A revista Spiegel vai além, proclamando: “À medida que o Brasil cresce para tornar-se uma nova potência econômica, a reputação do presidente brasileiro cresce com velocidade meteórica.” Que raio de meteoro é esse, que há anos se arrasta no céu com passo de lesma cósmica? Desde que me tornei leitor da grande mídia, por volta de meus quinze anos de idade, o Brasil já “cresceu para tornar-se uma nova potência econômica” pelo menos umas trinta vezes. Com a possível exceção daquilo que se observa nos esforços de ereção senil, nenhum outro ente no mundo cresce tão persistentemente em direção a um novo estado de existência sem jamais alcançá-lo, malgrado as fanfarras comemorativas que ecoam a cada nova arrancada e depois se calam como se nada tivesse acontecido. Mas estou enganado: há, sim, outro fenômeno análogo, e a própria Spiegel o aponta explicitamente: é a reputação do presidente Lula. Desde a eleição de 2002 ela não cessou de “crescer em velocidade meteórica” ameaçando fazer dele o político mais importante do mundo no prazo de algumas semanas, e depois repetindo a ameaça de novo e de novo à medida que os anos passam e as pessoas se esquecem da ameaça anterior. Como isso acontece nas páginas da mídia internacional ao menos uma vez por semestre, com regularidade fiel, começo a suspeitar que os meteoros não caem, mas giram em órbitas fixas, eternamente. Mas, já que essa explicação arrisca chocar os astrônomos por sua ousadia científica desmesurada, deixo aqui preventivamente anotada uma teoria alternativa: como “reputação” não significa outra coisa senão sair na mídia, cada reportagem que se escreve para enaltecer o prestígio de Lula é uma prova de si mesma e um bom motivo para escrever de novo a mesma coisa à menor provocação.

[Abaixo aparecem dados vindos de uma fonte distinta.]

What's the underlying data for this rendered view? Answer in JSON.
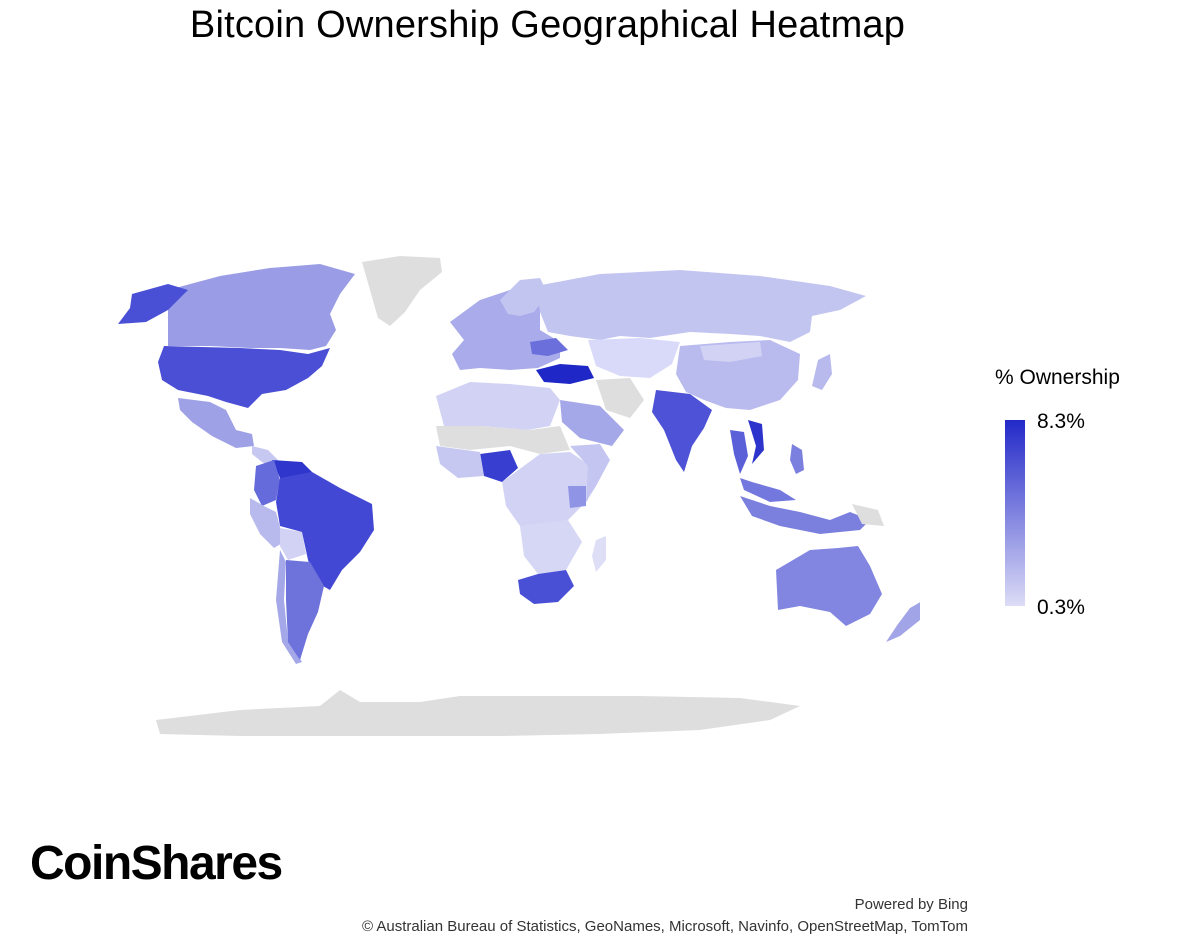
{
  "title": "Bitcoin Ownership Geographical Heatmap",
  "legend": {
    "title": "% Ownership",
    "max_label": "8.3%",
    "min_label": "0.3%",
    "max_color": "#2229c8",
    "min_color": "#dcdcf6"
  },
  "no_data_color": "#dedede",
  "brand": "CoinShares",
  "powered_by": "Powered by Bing",
  "credits": "© Australian Bureau of Statistics, GeoNames, Microsoft, Navinfo, OpenStreetMap, TomTom",
  "chart_data": {
    "type": "heatmap",
    "title": "Bitcoin Ownership Geographical Heatmap",
    "legend_title": "% Ownership",
    "scale_range": [
      0.3,
      8.3
    ],
    "countries": [
      {
        "name": "Turkey",
        "level": 1.0
      },
      {
        "name": "Nigeria",
        "level": 0.85
      },
      {
        "name": "Vietnam",
        "level": 0.85
      },
      {
        "name": "Venezuela",
        "level": 0.9
      },
      {
        "name": "United States",
        "level": 0.75
      },
      {
        "name": "Brazil",
        "level": 0.75
      },
      {
        "name": "India",
        "level": 0.7
      },
      {
        "name": "South Africa",
        "level": 0.7
      },
      {
        "name": "Alaska (United States)",
        "level": 0.75
      },
      {
        "name": "Thailand",
        "level": 0.65
      },
      {
        "name": "Argentina",
        "level": 0.6
      },
      {
        "name": "Ukraine",
        "level": 0.6
      },
      {
        "name": "Australia",
        "level": 0.5
      },
      {
        "name": "Colombia",
        "level": 0.55
      },
      {
        "name": "Indonesia",
        "level": 0.5
      },
      {
        "name": "Philippines",
        "level": 0.5
      },
      {
        "name": "Malaysia",
        "level": 0.5
      },
      {
        "name": "Mexico",
        "level": 0.45
      },
      {
        "name": "Canada",
        "level": 0.35
      },
      {
        "name": "Kenya",
        "level": 0.4
      },
      {
        "name": "Saudi Arabia",
        "level": 0.35
      },
      {
        "name": "New Zealand",
        "level": 0.35
      },
      {
        "name": "Peru",
        "level": 0.35
      },
      {
        "name": "Chile",
        "level": 0.35
      },
      {
        "name": "China",
        "level": 0.25
      },
      {
        "name": "Russia",
        "level": 0.22
      },
      {
        "name": "Kazakhstan",
        "level": 0.15
      },
      {
        "name": "Japan",
        "level": 0.25
      },
      {
        "name": "Iran",
        "level": 0.0
      },
      {
        "name": "Greenland",
        "level": null
      },
      {
        "name": "Antarctica",
        "level": null
      }
    ]
  }
}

O acordo com o Irã, reconheço, é uma baita provocação, mas será isso motivo para a Spiegel escrever que Lula se tornou “um herói do hemisfério sul e um importante contrapeso em relação a Washington e Pequim”? Herói? Do heroísmo de Lula só quem sabe, se sabe, é o menino do MEP. Quanto a ser um contrapeso, vejamos. O esquema que Lula montou com Ahmadinejad teve como resultado, ao menos de curto prazo, livrar o Irã de possíveis sanções, o que era precisamente o objetivo da China. Contrapeso, que eu saiba, é pesar para o lado oposto, não para o mesmo lado. Washington, por sua vez, não precisa de contrapeso nenhum: Hillary já pesa para um lado, Obama para o outro. O próprio acordo Brasil-Irã mostrou isso. Hillary personifica o esquerdismo americano tradicional, que concilia na medida do possível as ambições de poder absoluto da esquerda mundial com pelo menos alguns interesses nacionais. Obama serve descaradamente a interesses dos mais radicais inimigos do seu país (leiam The Manchurian President, de Aaron Klein, e digam se estou exagerando) e conta com Lula como um de seus mais oportunos instrumentos na empreitada. As contradições óbvias entre as recomendações do Serviço Secreto e a famosa carta pessoal ao presidente brasileiro só mostram que nem tudo nos altos círculos de Washington está afinado com os propósitos de Obama, que são os mesmos da China e do Irã. Mas, na medida mesma em que colabora com esses propósitos, Lula, novamente, é o oposto de um contrapeso.

Mas o ponto sublime da reportagem da Spiegel é o trecho em que aponta como uma das razões do sucesso de Lula o seu empenho em favor da educação nacional. Essa é uma faceta do nosso presidente que a população brasileira desconhecia por completo. Pelo lado quantitativo, quando Lula subiu ao poder já não havia praticamente nenhuma criança brasileira sem escola. Se depois disso restava melhorar a qualidade do ensino, o sucesso do governo Lula nesse empreendimento mede-se pelos exames do PISA (Programme for International Student Assessment), nos quais os nossos estudantes têm obtido invariavelmente as piores notas do mundo. Mas há sempre um jeito para tudo: pode-se olhar a tabela de notas de cabeça para baixo e proclamar que, uma vez mais, o universo se curva ante o Brasil.